The act "purifies the soul and washes away all sins", he told AFP, after scattering rose petals to the rising sun and performing his ablutions.
"As we bathe on this holy day in the Ganges we are praying not only for peace of our soul but for the welfare of the whole world," Swami added.
Fellow pilgrims, impressed by his piety and fortitude, bow to touch his feet and take blessings.
Some even lie prostrate before him as he passes in a sign of reverence.
Many Indians believe that holy men like Swami possess mystical powers and are capable of curing all manner of illnesses.
For the duration of the Mela, Swami says he eats just one simple meal of fruit a day, apparently enough to sustain him through a busy schedule of chanting prayers and performing yagna, a centuries-old Hindu fire ritual.

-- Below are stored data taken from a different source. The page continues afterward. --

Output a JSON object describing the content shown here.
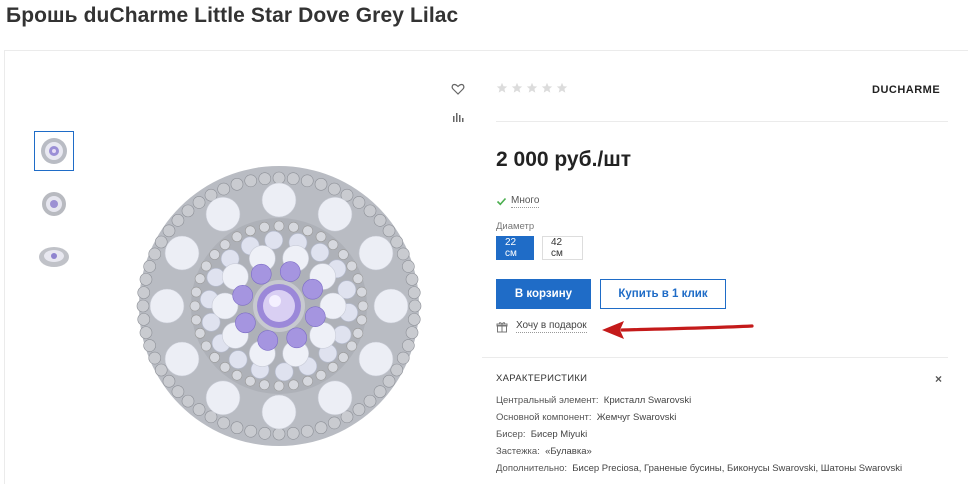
{
  "product": {
    "title": "Брошь duCharme Little Star Dove Grey Lilac",
    "brand": "DUCHARME",
    "price": "2 000 руб./шт",
    "rating": 0,
    "rating_max": 5,
    "stock_label": "Много"
  },
  "options": {
    "label": "Диаметр",
    "values": [
      "22 см",
      "42 см"
    ],
    "selected": "22 см"
  },
  "actions": {
    "add_to_cart": "В корзину",
    "buy_one_click": "Купить в 1 клик",
    "gift": "Хочу в подарок"
  },
  "specs": {
    "title": "ХАРАКТЕРИСТИКИ",
    "close": "×",
    "rows": [
      {
        "key": "Центральный элемент:",
        "value": "Кристалл Swarovski"
      },
      {
        "key": "Основной компонент:",
        "value": "Жемчуг Swarovski"
      },
      {
        "key": "Бисер:",
        "value": "Бисер Miyuki"
      },
      {
        "key": "Застежка:",
        "value": "«Булавка»"
      },
      {
        "key": "Дополнительно:",
        "value": "Бисер Preciosa, Граненые бусины, Биконусы Swarovski, Шатоны Swarovski"
      }
    ]
  },
  "icons": {
    "favorite": "heart-icon",
    "compare": "bar-chart-icon",
    "stock": "check-icon",
    "gift": "gift-icon"
  },
  "colors": {
    "accent": "#1f6cc7",
    "arrow": "#c41a1a",
    "check": "#4caf50"
  }
}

"I believe that if you all bow before the Ganges you will be blessed with eternal peace and happiness," he said, explaining his devotion to the holiest river in Hinduism.
"She (Ganges) is just like a mother. Just like a mother is kind to all, be it a Christian, Buddhist, Muslim or a Jain, the Ganges is all encompassing."
The annual ritual has been held in Allahabad for centuries and is a smaller version of the Kumbh Mela, a gigantic event attended by tens of millions that UNESCO describes as the largest peaceful gathering of pilgrims on earth.